In November of last year The American Physical Society, a professional organization for physicists and other closely related fields, held a meeting in Salt Lake City close to temple square. Word got out quickly that there were free temple square tours and talk among the scientists of how quickly they were accosted by missionaries. Dr. B, a friend of ours, decided to go across the street and have a look. He wasn’t accosted, but walked around leisurely through the grounds and buildings, and was leaving the christus when he was finally approached. A two-hour discussion with the missionaries ensued. “I think I offended them twice,” he reported.
“How?” my husband asked.
“I told them I like to drink.”
“I don’t think that offended them.”
“One of the sisters asked, ‘Do you believe in God?’ And I said I think about it. I think God exists. God could even be a woman. And the sister said, ‘Heavenly Father is a man.’ I could tell I offended them.” B. felt that this missionary was a little taken aback by his suggestion that God was a woman and thus responded curtly. This is sad to me, especially with Mormon theology of Heavenly Mother. It could have been a great opportunity to introduce Heavenly Mother alongside our Heavenly Father, no? (On a side note, I’ve known a lot of scientists over the years. It’s appears to be a myth scientists are mostly atheists or agnostic.)

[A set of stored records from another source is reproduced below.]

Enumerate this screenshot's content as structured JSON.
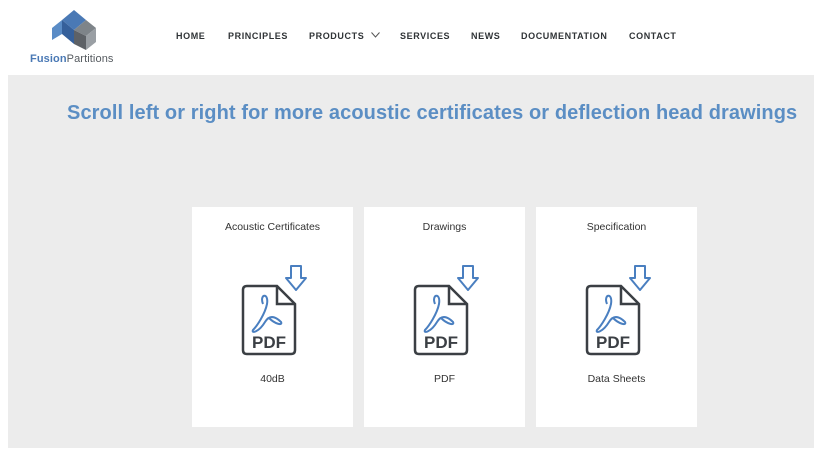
{
  "brand": {
    "logo_part1": "Fusion",
    "logo_part2": "Partitions",
    "colors": {
      "blue": "#4a79b5",
      "grey": "#555a5f",
      "headline": "#5b8ec4"
    }
  },
  "nav": {
    "items": [
      {
        "label": "HOME"
      },
      {
        "label": "PRINCIPLES"
      },
      {
        "label": "PRODUCTS",
        "has_dropdown": true
      },
      {
        "label": "SERVICES"
      },
      {
        "label": "NEWS"
      },
      {
        "label": "DOCUMENTATION"
      },
      {
        "label": "CONTACT"
      }
    ]
  },
  "main": {
    "headline": "Scroll left or right for more acoustic certificates or deflection head drawings",
    "cards": [
      {
        "title": "Acoustic Certificates",
        "icon": "pdf-download-icon",
        "caption": "40dB"
      },
      {
        "title": "Drawings",
        "icon": "pdf-download-icon",
        "caption": "PDF"
      },
      {
        "title": "Specification",
        "icon": "pdf-download-icon",
        "caption": "Data Sheets"
      }
    ],
    "pdf_label": "PDF"
  }
}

Besides B., I have many friends, sisters to me whom I have met in warm estrogen filled circles, motherly wombs that love and support one another, women who aren’t sure what they believe about God. They have grown up flower children in a real sense, granola mommies who paint henna on blooming bellies and gather for blessing ways, and yearn for the divine. They find guarding the home and hearth a reverent place, and often use the word goddess to describe the roles of housekeeper, chef, and nursemaid. But organized religion feels stifling to them, cruel and cold. They don’t understand concepts of heaven and hell, and would, I think, understand degrees of glory much better. This has come up before, and it’s easy to say we don’t really believe in hell, “not like that.”
“That’s good,” they answer, relieved I don’t believe they are doomed to Dante’s fiery Inferno.
I think if I really wanted them to connect to God in a way we as Mormon do, to invite them into our traditions and church houses, it would be to introduce Heavenly Mother. And I wonder what would have happened if the missionaries told B about Heavenly Mother alongside Heavenly Father. (Note I am not suggesting her as part of the Godhead, or negating God the Father.)
When talking about the gospel with your friends, has the concept of Heavenly Parents, a father and mother, been discussed? Did you talk about it as a missionary with investigators? Or do you sidestep the issue, like it’s taboo, like the missionary on temple square did?